Prof. Silvio Cajiao, S.I. – Bogotà
23-03-06
PASTORAL CARE FOR DIVORCED PERSONS
WHO HAVE REMARRIED
Generally the painful decision to
separate reached by a couple who had married in Church, on the grounds of their
confession of Catholic faith, represents an option which is chosen after other
solutions have been tried but, because of the reality of human and Christian
immaturity, the lack of preparation to all the aspects pertaining to a couple’s
life (integration of the spouse’s family, emotional-sexual dimension,
co-responsibility in bringing up children, consolidation of the process of
spiritual growth which starts with the sacrament of matrimony, or of the
process within which the reality of sin and selfishness erode love and the
reality of sin is established, etc.) the couple start to take into
consideration and then decide that, for their personal psychological wellbeing
and that of their children, if there are any, physical separation is advisable.
In time new unions may be established.
The view that these relationships,
because they are irregular, cause people to be in a state of excommunication
and that they should be excluded from any kind of ecclesial participation, is
an exaggeration, as indeed His Holiness John Paul II pointed out in Familiaris consortio: " Together with the Synod, I earnestly call upon
pastors and the whole community of the faithful to help the divorced, and with
solicitous care to make sure that they do not consider themselves as separated
from the Church, for as baptized persons they can, and indeed must, share in
her life.
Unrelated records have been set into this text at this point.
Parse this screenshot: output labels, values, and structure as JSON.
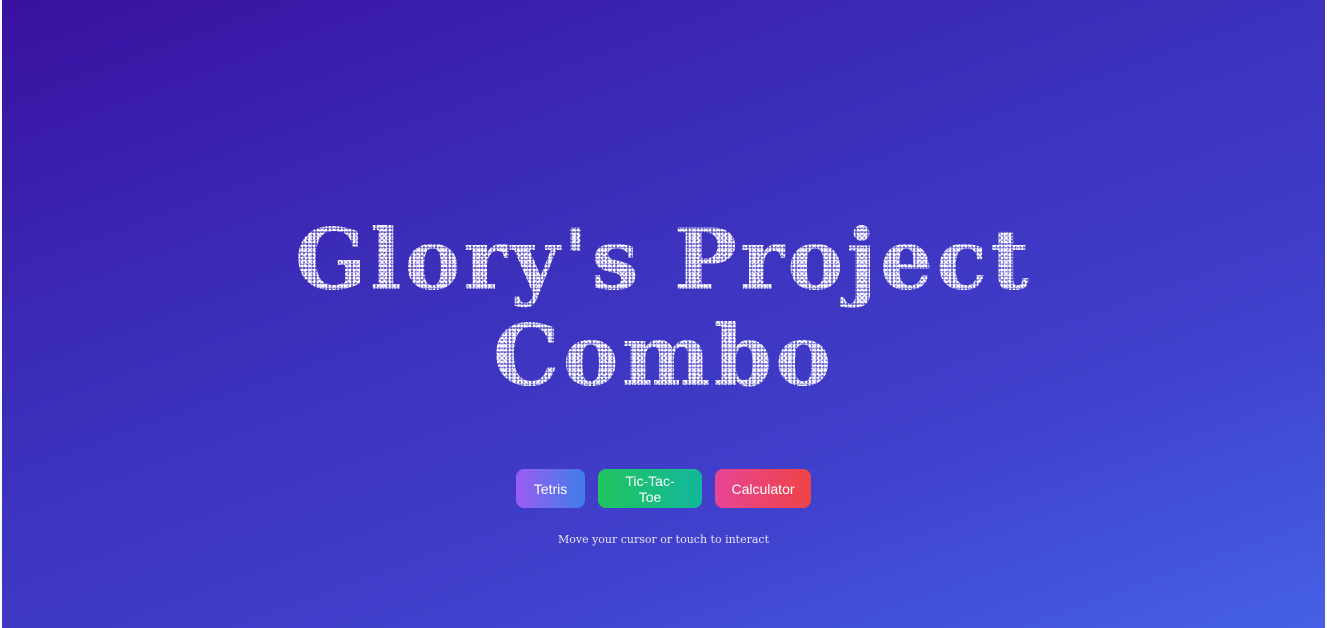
{
  "hero": {
    "title_line1": "Glory's Project",
    "title_line2": "Combo"
  },
  "buttons": {
    "tetris": "Tetris",
    "tictactoe": "Tic-Tac-Toe",
    "calculator": "Calculator"
  },
  "hint": "Move your cursor or touch to interact",
  "colors": {
    "background_start": "#3a11a0",
    "background_end": "#4560e6",
    "tetris_gradient": [
      "#9b5cf2",
      "#3f7ee9"
    ],
    "tictactoe_gradient": [
      "#21c45f",
      "#12b79b"
    ],
    "calculator_gradient": [
      "#e84495",
      "#ee4446"
    ]
  }
}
They should be encouraged to listen to the word of God, to attend the
Sacrifice of the Mass, to persevere in prayer, to contribute to works of
charity and to community efforts in favour of justice, to bring up their
children in the Christian faith, to cultivate the spirit and practice of
penance and thus implore, day by day, God's grace. Let the Church pray for
them, encourage them and show herself a merciful mother, and thus sustain them
in faith and hope."
(n. 84).
On the other hand, with regard to
participation in the sacraments, especially the Eucharist, on the part of
people who have divorced and then remarried, or who are living in irregular
unions, what John Paul II said on the subject is extremely clear: " However, the Church reaffirms her practice,
which is based upon Sacred Scripture, of not admitting to Eucharistic Communion
divorced persons who have remarried. They are unable to be admitted thereto
from the fact that their state and condition of life objectively contradict
that union of love between Christ and the Church which is signified and
effected by the Eucharist. Besides this, there is another special pastoral
reason: if these people were admitted to the Eucharist, the faithful would be
led into error and confusion regarding the Church's teaching about the
indissolubility of marriage. Reconciliation
in the sacrament of Penance which would open the way to the Eucharist, can only
be granted to those who, repenting of having broken the sign of the Covenant
and of fidelity to Christ, are sincerely ready to undertake a way of life that
is no longer in contradiction to the indissolubility of marriage. This means,
in practice, that when, for serious reasons, such as for example the children's
upbringing, a man and a woman cannot satisfy the obligation to separate, they
"take on themselves the duty to live in complete continence, that is, by
abstinence from the acts proper to married couples."" (n. 84).
This provides an indication of the
fundamental importance of the preparation to be provided to people who are
about to be married concerning the dimension of the great sacrament they have
chosen for the day of their marriage.
By virtue of my bond with the
Equipes de Notre Dame (or Our Lady's Teams), I wish to mention an initiative
which has been quite successful in Brazil and which has now been adopted also
in other countries of Latin America; it is called “Mas pareja” (more couple)
and couples who find themselves in the position we have just described, or live
in irregular unions although there is no obstacle to marriage, are urged to
discover, or rather rediscover, all the aspects of the great sacrament that
reflects Christ’s union with the Church.